Margaret Yang, a strategist at CMC Markets in Singapore told Bloomberg by phone, underscoring the fact that although China’s batshit crazy equity markets didn’t respond to this morning’s econ numbers, their more sane regional counterparts did.
But again, the real story here is probably Yellen’s dovish lean on Capitol Hill last Wednesday and the soft CPI print that came two days later.
“With Yellen emphasizing that rate direction is on price inflation performance, markets are expecting an extension to the more accommodative environment after the inflation data,” said Jingyi Pan, market strategist at IG Asia Pte Ltd.
“It’s like the bar has reopened and people are coming back again for drinks,” BDO’s Jonathan Ravelas added. “There is no threat coming from inflation so the risk of another interest rate hike in the U.S. has diminished significantly.”
Right.
The KOSPI hit yet another record on Monday while the won continued to advance, hitting a 1-month high.

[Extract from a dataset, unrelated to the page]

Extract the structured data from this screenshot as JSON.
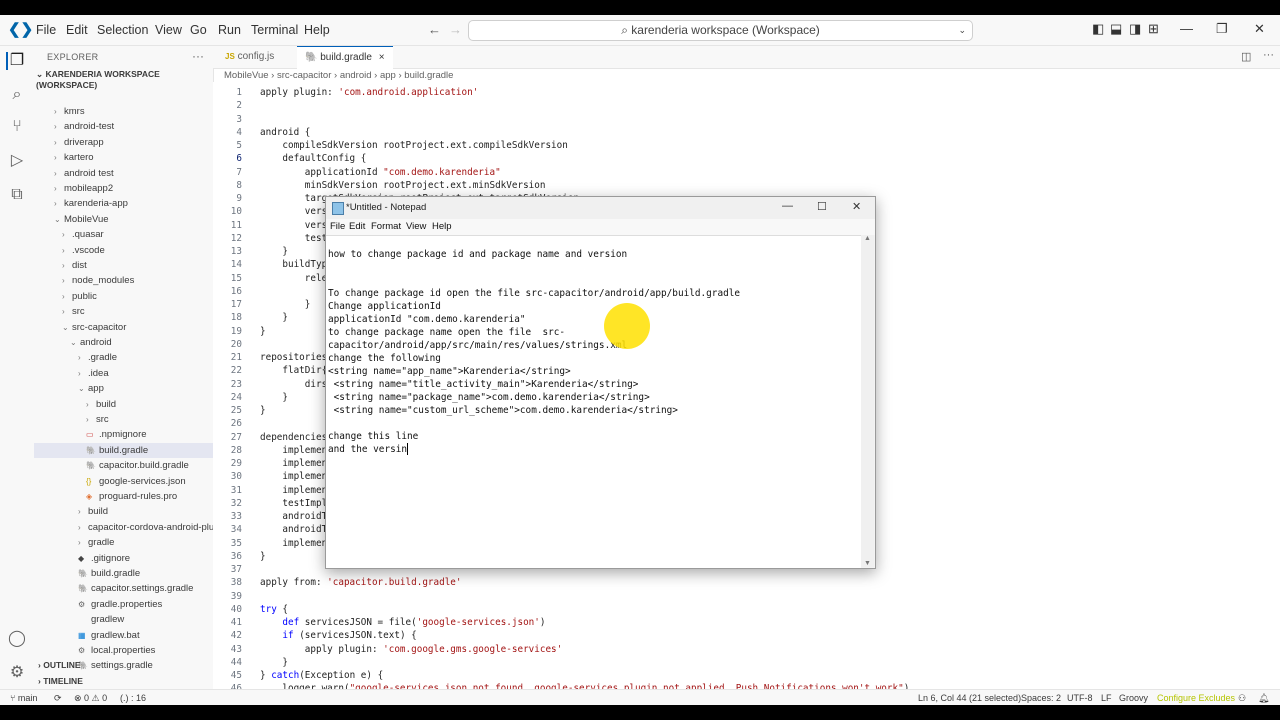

As we noted last week, “nothing says bullish like nuclear war.”
Speaking of mushroom clouds, Bloomberg notes that “South Korea proposed resuming some military and humanitarian exchanges with North Korea while the National Red Cross floated reunion events for families split by decades of hostilities [but] North Korea didn’t immediately respond to the latest offers saying, on Saturday, that the South’s approach is a ‘series of sleep-talking sophistries that create even greater hurdles’ to talks.” So that’s fun.